SYSTEM AND METHOD FOR CONCEPT CREATION
20230237037 · 2023-07-27
Assignee
Inventors
Cpc classification
International classification
Abstract
Systems, methods, and non-transitory computer-readable storage media for concept creation, and more specifically to creating concepts in an automized process using data processing rules. A system can, upon receiving a request to generate a new concept data structure, receive data from a database and data sets. The system can then execute data processing rules on the data, resulting in processed data, and index and normalize that data. Using the index and the data processing rules, the system can organize the normalized data into a plurality of categories and create the new concept structure using the data processing rules, the index, and the categorized data.
Claims
1. A method comprising: receiving, at a computer system, a request to generate a new concept data structure; receiving, at the computer system from at least one database in response to the request, data; executing, via a processor of the computer system, data processing rules on the data, resulting in processed data; indexing, via the processor using the data processing rules, the processed data, resulting in an index; normalizing, via the processor using the data processing rules, the processed data, resulting in normalized data; categorizing, via the processor using the index and the data processing rules, the normalized data into a plurality of categories, resulting in categorized data; and creating, via the processor using the data processing rules, the index, and the categorized data, the new concept data structure.
2. The method of claim 1, wherein the categorizing of the normalized data further comprises: formatting the normalized data into predefined data formats.
3. The method of claim 1, wherein the execution of the data processing rules on the data resulting in the processed data further relies on natural language processing of the data.
4. The method of claim 1, further comprising: loading, via the computer system, the new concept data structure into a Model Based System Engineering (MBSE) computer program; and receiving feedback from a user regarding completeness of the new concept data structure via the MBSE computer program.
5. The method of claim 1, wherein the new concept data structure comprises a graph of nodes and edges, with nodes representing data and edges having weights indicating a level of relatedness between pieces of data.
6. The method of claim 1, wherein the data processing rules utilize machine learning.
7. The method of claim 6, wherein the machine learning is implemented using a periodically updated neural network.
8. A system comprising: at least one processor; and a non-transitory computer-readable storage medium having instructions stored which, when executed by the at least one processor, cause the at least one processor to perform operations comprising: receiving a request to generate a new concept data structure; receiving, from at least one database in response to the request, data; executing data processing rules on the data, resulting in processed data; indexing, using the data processing rules, the processed data, resulting in an index; normalizing the processed data using the data processing rules, resulting in normalized data; categorizing the normalized data into a plurality of categories using the index and the data processing rules, resulting in categorized data; and creating the new concept data structure using the data processing rules, the index, and the categorized data.
9. The system of claim 8, wherein the categorizing of the normalized data further comprises: formatting the normalized data into predefined data formats.
10. The system of claim 8, wherein the execution of the data processing rules on the data resulting in the processed data further relies on natural language processing of the data.
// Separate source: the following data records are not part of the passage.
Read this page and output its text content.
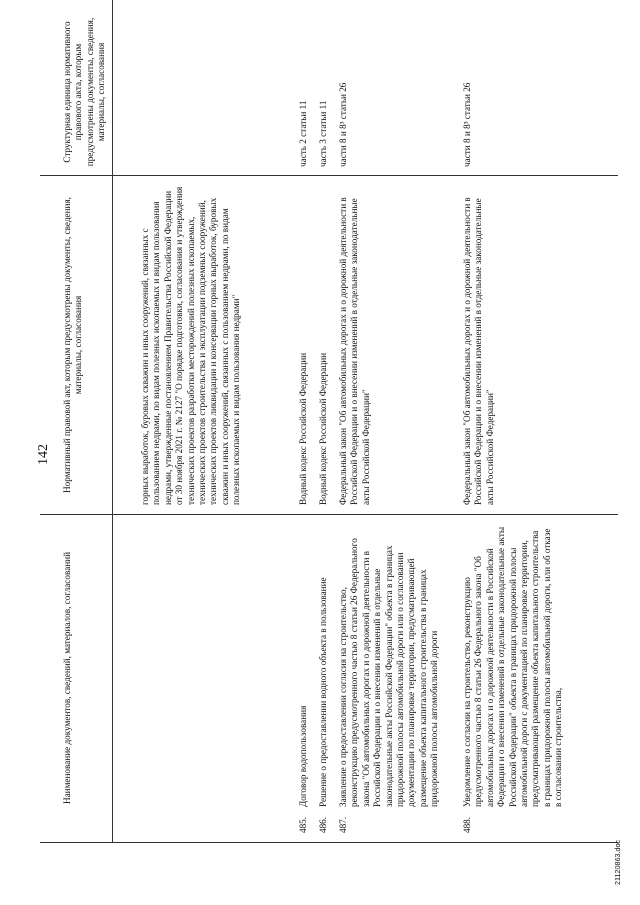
142
Наименование документов, сведений, материалов, согласований
Нормативный правовой акт, которым предусмотрены документы, сведения, материалы, согласования
Структурная единица нормативного правового акта, которым предусмотрены документы, сведения, материалы, согласования
горных выработок, буровых скважин и иных сооружений, связанных с пользованием недрами, по видам полезных ископаемых и видам пользования недрами, утвержденные постановлением Правительства Российской Федерации от 30 ноября 2021 г. № 2127 "О порядке подготовки, согласования и утверждения технических проектов разработки месторождений полезных ископаемых, технических проектов строительства и эксплуатации подземных сооружений, технических проектов ликвидации и консервации горных выработок, буровых скважин и иных сооружений, связанных с пользованием недрами, по видам полезных ископаемых и видам пользования недрами"
485.
Договор водопользования
Водный кодекс Российской Федерации
часть 2 статьи 11
486.
Решение о предоставлении водного объекта в пользование
Водный кодекс Российской Федерации
часть 3 статьи 11
487.
Заявление о предоставлении согласия на строительство, реконструкцию предусмотренного частью 8 статьи 26 Федерального закона "Об автомобильных дорогах и о дорожной деятельности в Российской Федерации и о внесении изменений в отдельные законодательные акты Российской Федерации" объекта в границах придорожной полосы автомобильной дороги или о согласовании документации по планировке территории, предусматривающей размещение объекта капитального строительства в границах придорожной полосы автомобильной дороги
Федеральный закон "Об автомобильных дорогах и о дорожной деятельности в Российской Федерации и о внесении изменений в отдельные законодательные акты Российской Федерации"
части 8 и 8³ статьи 26
488.
Уведомление о согласии на строительство, реконструкцию предусмотренного частью 8 статьи 26 Федерального закона "Об автомобильных дорогах и о дорожной деятельности в Российской Федерации и о внесении изменений в отдельные законодательные акты Российской Федерации" объекта в границах придорожной полосы автомобильной дороги с документацией по планировке территории, предусматривающей размещение объекта капитального строительства в границах придорожной полосы автомобильной дороги, или об отказе в согласовании строительства,
Федеральный закон "Об автомобильных дорогах и о дорожной деятельности в Российской Федерации и о внесении изменений в отдельные законодательные акты Российской Федерации"
части 8 и 8³ статьи 26
21120863.doc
11. The system of claim 8, the non-transitory computer-readable storage medium having additional instructions stored which, when executed by the at least one processor, cause the at least one processor to perform operations comprising: loading the new concept data structure into a Model Based Systems Engineering (MBSE) computer program.
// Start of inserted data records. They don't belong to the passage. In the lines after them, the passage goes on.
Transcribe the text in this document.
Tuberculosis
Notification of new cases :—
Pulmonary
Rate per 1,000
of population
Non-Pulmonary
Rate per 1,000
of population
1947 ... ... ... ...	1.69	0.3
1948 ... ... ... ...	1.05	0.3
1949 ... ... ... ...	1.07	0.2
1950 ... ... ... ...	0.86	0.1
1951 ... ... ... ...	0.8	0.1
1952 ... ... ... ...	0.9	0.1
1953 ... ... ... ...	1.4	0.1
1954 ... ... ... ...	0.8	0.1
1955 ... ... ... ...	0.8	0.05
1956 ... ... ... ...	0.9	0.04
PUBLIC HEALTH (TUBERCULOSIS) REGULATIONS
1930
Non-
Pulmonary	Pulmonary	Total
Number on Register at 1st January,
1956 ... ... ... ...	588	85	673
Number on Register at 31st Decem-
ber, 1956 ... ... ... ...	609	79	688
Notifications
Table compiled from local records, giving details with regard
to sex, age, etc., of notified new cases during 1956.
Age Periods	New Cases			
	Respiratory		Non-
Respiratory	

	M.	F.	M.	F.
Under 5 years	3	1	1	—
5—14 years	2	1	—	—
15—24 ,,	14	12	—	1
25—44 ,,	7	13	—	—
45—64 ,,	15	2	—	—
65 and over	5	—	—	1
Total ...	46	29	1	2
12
12. The system of claim 8, wherein the new concept data structure comprises a graph of nodes and edges, with nodes representing data and edges having weights indicating a level of relatedness between pieces of data.
13. The system of claim 8, wherein the data processing rules utilize machine learning.
14. The system of claim 13, wherein the machine learning is implemented using a periodically updated neural network.
15. A non-transitory computer-readable storage medium having instructions stored which, when executed by at least one processor, cause at least one processor to perform operations comprising: receiving a request to generate a new concept data structure; receiving, from at least one database in response to the request, data; executing data processing rules on the data, resulting in processed data; indexing, using the data processing rules, the processed data, resulting in an index; normalizing the processed data using the data processing rules, resulting in normalized data; categorizing the normalized data into a plurality of categories using the index and the data processing rules, resulting in categorized data; and creating the new concept data structure using the data processing rules, the index, and the categorized data.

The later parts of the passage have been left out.